Just last week, a student at Wesleyan University filed a federal lawsuit against a fraternity and its Wesleyan chapter, alleging that she had been raped at the fraternity.

A lack of clear policies around sexual assault is still a problem among fraternities and sororities at the University of Hartford, as Claire Capozzi, a student at the school and president of Women For Change, explained on WNPR's Where We Live. She said the information that new members at her school get isn't very helpful.

"I was told anecdotally that the information that they give them about sexual assault is false," Capozzi said. "I mean, it was very victim-blaming: women have to keep hold of their drinks and stuff like that,and the statistics were inaccurate...more of the onus was on women to prevent their assaults, and not the men."

This was a problem in the past, and it still is now, said Caitlin Flanagan, a writer at The Atlantic who spent a year investigating Greek life, and recently published an article detailing what she found. On Where We Live, Flanagan remembered that when she went to college around 30 years ago, she was outraged when her university warned her not to go to a fraternity house alone, and not to go upstairs without sober companions, because she might get raped.

"I remember thinking," Flanagan said, "how in the world can I be paying the same tuition as the males at this campus, and being told explicitly by my own university that these outfits they are in league with are places where rape takes place?"

Flanagan said colleges no longer admit sexual assault outright, because it would be terrible for them.

In a way, Flanagan said, women going to college now have it even worse, because they're no longer warned.

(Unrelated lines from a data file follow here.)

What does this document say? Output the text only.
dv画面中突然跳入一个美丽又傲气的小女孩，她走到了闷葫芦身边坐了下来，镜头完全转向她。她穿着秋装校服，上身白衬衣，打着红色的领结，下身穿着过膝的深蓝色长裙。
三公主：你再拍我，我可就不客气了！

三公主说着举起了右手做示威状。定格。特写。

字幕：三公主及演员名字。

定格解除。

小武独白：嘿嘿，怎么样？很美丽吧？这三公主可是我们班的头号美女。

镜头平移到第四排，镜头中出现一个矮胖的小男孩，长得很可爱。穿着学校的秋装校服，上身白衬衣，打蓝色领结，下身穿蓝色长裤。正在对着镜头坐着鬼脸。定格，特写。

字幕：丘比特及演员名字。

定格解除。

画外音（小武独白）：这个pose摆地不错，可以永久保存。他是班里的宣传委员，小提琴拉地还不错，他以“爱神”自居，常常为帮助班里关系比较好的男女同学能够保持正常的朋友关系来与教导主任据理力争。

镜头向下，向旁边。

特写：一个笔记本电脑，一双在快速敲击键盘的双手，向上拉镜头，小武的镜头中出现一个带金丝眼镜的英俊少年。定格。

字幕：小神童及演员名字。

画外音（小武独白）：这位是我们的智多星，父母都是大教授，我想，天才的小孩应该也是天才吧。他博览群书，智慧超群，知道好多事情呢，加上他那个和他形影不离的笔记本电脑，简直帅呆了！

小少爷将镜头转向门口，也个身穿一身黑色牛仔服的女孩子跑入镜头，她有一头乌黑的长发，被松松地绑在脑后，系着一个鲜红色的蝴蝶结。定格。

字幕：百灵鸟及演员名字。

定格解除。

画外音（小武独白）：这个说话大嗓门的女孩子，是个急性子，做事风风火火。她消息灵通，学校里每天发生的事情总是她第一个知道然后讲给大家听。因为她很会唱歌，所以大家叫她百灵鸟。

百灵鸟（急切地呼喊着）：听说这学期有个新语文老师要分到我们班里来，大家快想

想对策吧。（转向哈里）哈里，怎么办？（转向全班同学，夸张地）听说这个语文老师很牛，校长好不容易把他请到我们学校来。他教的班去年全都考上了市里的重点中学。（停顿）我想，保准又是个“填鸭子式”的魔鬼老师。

She said the colleges no longer admit the sexual assault outright, because it would be terrible for them.

"Women are left with both short ends of the stick," Flanagan said. "On the one hand, [there is] just as much rape as there was a generation ago when I went to college, and colleges [are] not willing to be transparent and admit that fact."

However, Flanagan also pointed out fraternities are like franchise operations with poor quality control.

"You can get a Big Mac in Cleveland that looks just like a Big Mac in San Diego, but you can go to a chapter of Sigma Chi on one campus, and they are very grown-up, and they are running an upstanding program, and there aren't sexual assaults and terrible hazing taking place," Flanagan said. "You can go to Sigma Chi at another campus 15 miles away, and criminal activity, up to and absolutely including violent rape of young, undergraduate females is going on every single weekend, just about."

Flanagan said that means local chapters, not the national fraternities, have to make the change.

"Around the country, campuses don't even have these policies in place, but we do here in Connecticut."
Jilian Gilchrest

The issue of sexual assault has caught the attention of politicians in the state capitol and in Washington. Back in 2012, Connecticut passed a bill requiring schools to tell students what they can do if they become victims.

"Connecticut is actually ahead of the game," said Jilian Gilchrest, Director of Public Policy and Communication at Connecticut Sexual Assault Crisis Services, on Where We Live. "Around the country, campuses don't even have these policies in place, but we do here in Connecticut."

Another proposed law before state lawmakers would increase reporting requirements, training, and services to victims.

Last week, the federal Campus Sexual Violence Elimination (SaVE) Act went into effect. It holds colleges and universities responsible for preventing sexual violence, not just responding to it after assaults happen. Back in January, the Obama administration set up a task force to stop sexual assault on campuses, and it's expected to come out with a list of best practices next month.